Trump's stunt was calculated to goad Democrats into an uncomfortable and ultimately untenable position. For weeks, the media has repeated the familiar "Democrats in disarray" frame to paint House Speaker Nancy Pelosi, as out of control, atop an increasingly impatient caucus hellbent on impeachment. After Pelosi accused Trump of engaging in a “cover-up” on Wednesday, noting his blockade of congressional investigations, the president attempted to deflect onto her the lack of progress on an issue he has long claimed to care about intensely. But as Trump continues to dodge House investigations, leaving lawmakers spinning their wheels, they aren’t falling for his trap.

Instead, Democrats are calling Trump's bluff over his feigned outrage about Pelosi’s comments, pointing to his incessant tweeting attacks on Democrats every single day. Sen. Debbie Stabenow, D-Mich., taunted Trump by saying that he felt intimidated by Pelosi: “I don’t think he does well with smart, strong women.”

A growing number of congressional Democrats, most notably moderate members of the rank and file, have publicly announced their support for impeachment. Rep. Abigail Spanberger, who ousted GOP Rep. Dave Brat last fall in a Virginia district that Trump carried by seven points, said the prevailing wisdom that Democrats in swing districts fear impeachment proceedings is incorrect. “I generally reject the notion that, like, districts like mine don't believe in the rule of law and constitutional values,” Spanberger told Roll Call.

Rep. Katie Hill, a freshman Democrat who flipped a Southern California seat last fall and has been slow to embrace impeachment, made a full-throated argument in favor of the move after Trump’s stunt on Wednesday.

Whether or not they impeach, Democrats are committed to investigating and legislating at the same time. While the impeachment versus infrastructure drama was playing out at the White House on Wednesday, the House Judiciary Committee passed the Dream Act, a bill to provide permanent protection and a pathway to citizenship for undocumented immigrants brought to the U.S. as children.

While the bill is unlikely ever to make it to the president's desk, this movement on immigration for Democrats comes exactly one week after Trump was in the White House Rose Garden to reveal his own so-called immigration plan — which, like his infrastructure plan, was declared dead on arrival by Republicans in Congress.

That’s why Trump’s latest Rose Garden stunt hurts Republicans most.

Vulnerable Republicans up for re-election in swing states next year understand that they still have an entire must-do list to accomplish this year, investigations or not.

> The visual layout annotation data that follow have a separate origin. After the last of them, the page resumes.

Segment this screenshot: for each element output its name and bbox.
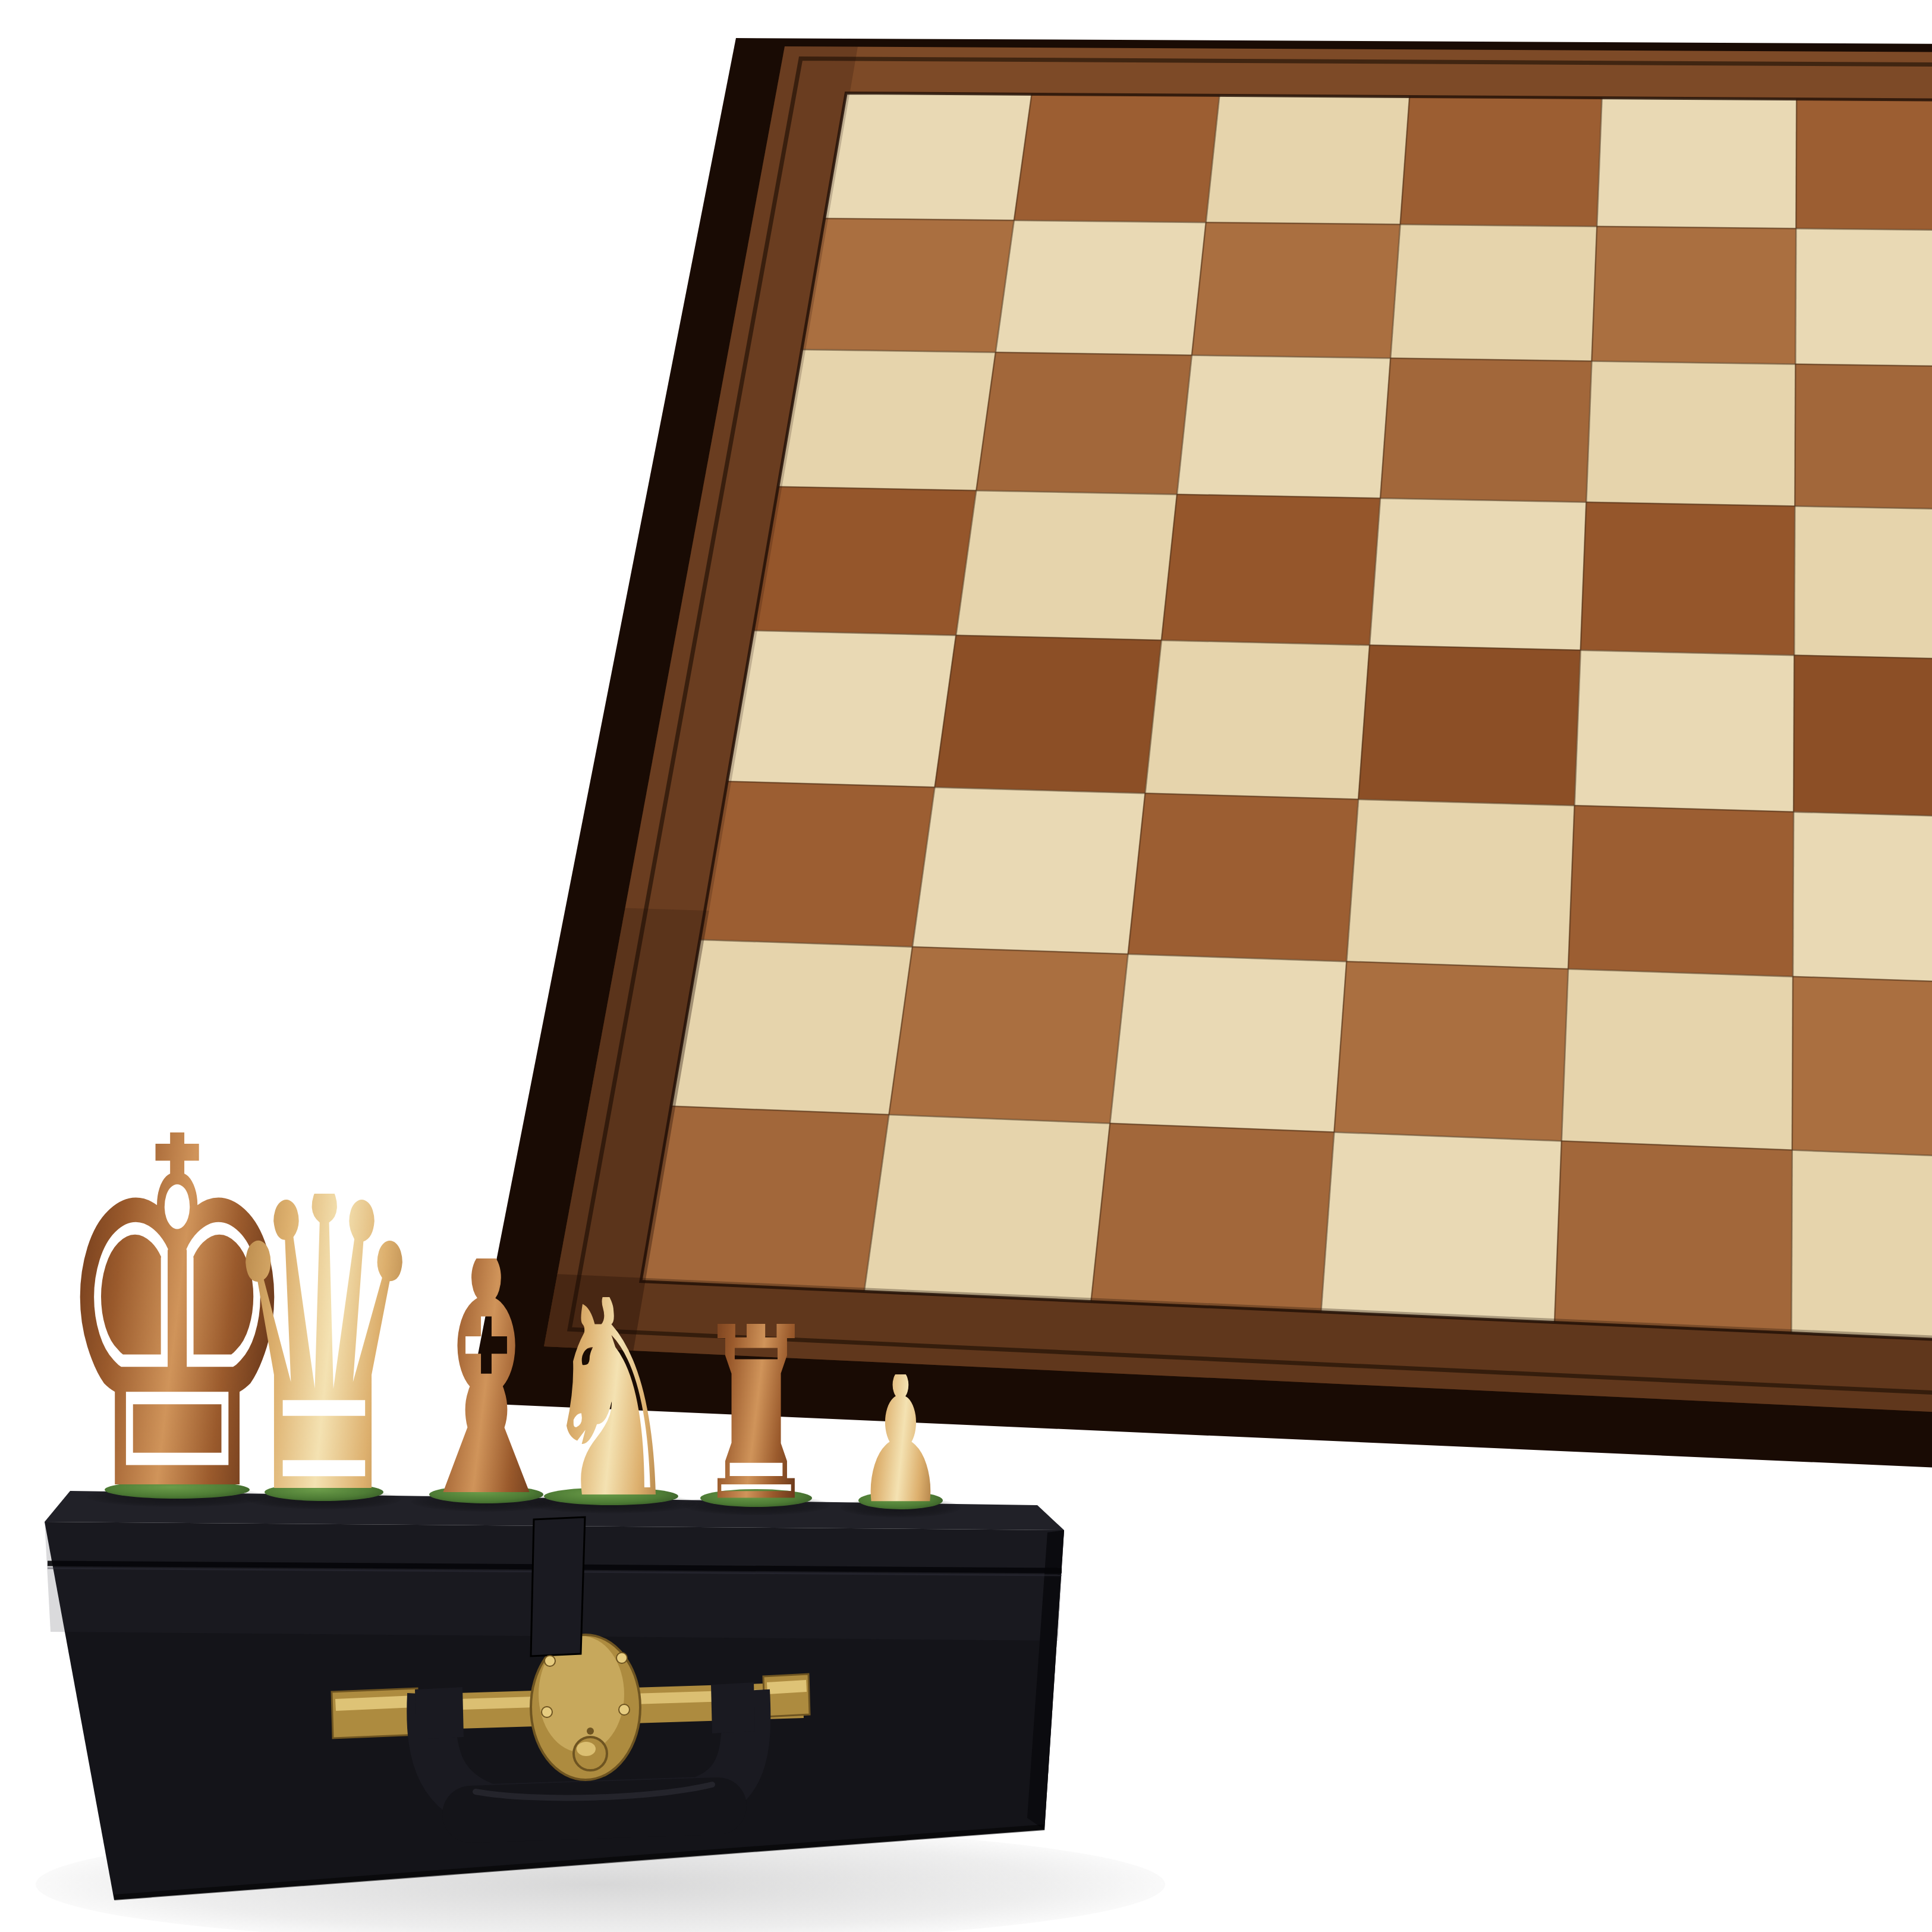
board-square [1358, 645, 1581, 805]
board-square [1581, 502, 1795, 655]
chess-piece-rook: ♜ [695, 1324, 818, 1502]
board-square [671, 940, 912, 1115]
board-square [1145, 640, 1370, 800]
handle-ferrule-left [332, 1688, 419, 1738]
board-square [1575, 650, 1795, 812]
chess-piece-pawn: ♟ [856, 1374, 946, 1505]
board-square [1380, 358, 1592, 502]
board-square [1793, 655, 1932, 818]
board-square [976, 353, 1192, 495]
board-square [1334, 961, 1568, 1141]
board-square [1562, 969, 1793, 1150]
board-square [1793, 812, 1932, 984]
board-square [1795, 364, 1932, 511]
chess-piece-knight: ♞ [542, 1297, 681, 1500]
board-square [1555, 1141, 1792, 1333]
board-square [1192, 222, 1401, 358]
board-square [1568, 805, 1793, 977]
board-square [1794, 506, 1932, 660]
board-square [727, 631, 956, 788]
board-square [1206, 95, 1410, 224]
board-square [1110, 954, 1346, 1132]
board-square [1795, 229, 1932, 367]
board-square [1370, 498, 1587, 650]
board-square [1586, 361, 1795, 506]
board-square [825, 93, 1032, 220]
board-square [753, 487, 976, 635]
board-square [956, 490, 1177, 640]
board-and-case-scene [0, 0, 1932, 1932]
board-square [1162, 495, 1380, 646]
board-square [1792, 977, 1932, 1159]
board-square [1091, 1124, 1334, 1312]
board-square [889, 947, 1128, 1124]
board-square [912, 787, 1145, 954]
board-square [864, 1115, 1110, 1301]
board-square [1390, 225, 1597, 361]
board-square [1346, 800, 1574, 969]
board-square [996, 221, 1206, 355]
board-square [1792, 1150, 1932, 1344]
board-square [1597, 98, 1796, 229]
board-square [934, 635, 1161, 794]
board-square [1592, 226, 1796, 364]
board-square [700, 781, 934, 946]
board-square [1321, 1132, 1562, 1322]
chess-piece-queen: ♛ [220, 1194, 428, 1496]
board-square [1796, 99, 1932, 231]
board-square [1128, 794, 1359, 962]
board-square [778, 350, 996, 490]
board-square [802, 218, 1014, 352]
board-square [1400, 97, 1601, 226]
board-square [1177, 355, 1390, 499]
board-square [1014, 94, 1220, 222]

Still to come this year includes a host of important work that requires bipartisan support: avoiding an automatic sequester of the Pentagon’s budget, a debt ceiling hike, and a disaster relief bill to aid flooded military installations and farms in the key electoral states of Florida, North Carolina and Iowa. As even the White House admits, Trump’s new trade treaty is a top priority this year. But as the president threatened months ago, nothing gets done if he isn’t left unaccountable. As he has made loud and clear, he puts the personal over party and patriotism.

Republicans, for their part, appeared jolted by Trump’s move. Sen. John Kennedy of Louisiana took to the floor on Wednesday to blast the GOP-led Senate for failing to accomplish anything legislatively so far this session.

"We need to do more, by we I mean the United States Congress," he said. "Other than the nominations, which are important, we have done nothing. Zero. Zilch. Nada." He said that “there are issues where our Democratic friends and my Republican friends have more in common than we don't. We need to bring the bills to the floor of the United States Senate."

Whether under threat of impeachment or just continued investigation, it is clear that Democrats have Trump rattled — and that hurts congressional Republicans the most. The Republican Senate is where House Democratic bills go to die. Despite Trump's claims to the contrary, it is Republican intransigence, not Democratic efforts to investigate the executive branch, that have obstructed progress. As Sen. John Cornyn of Texas proudly stated last month: “We are the firewall.”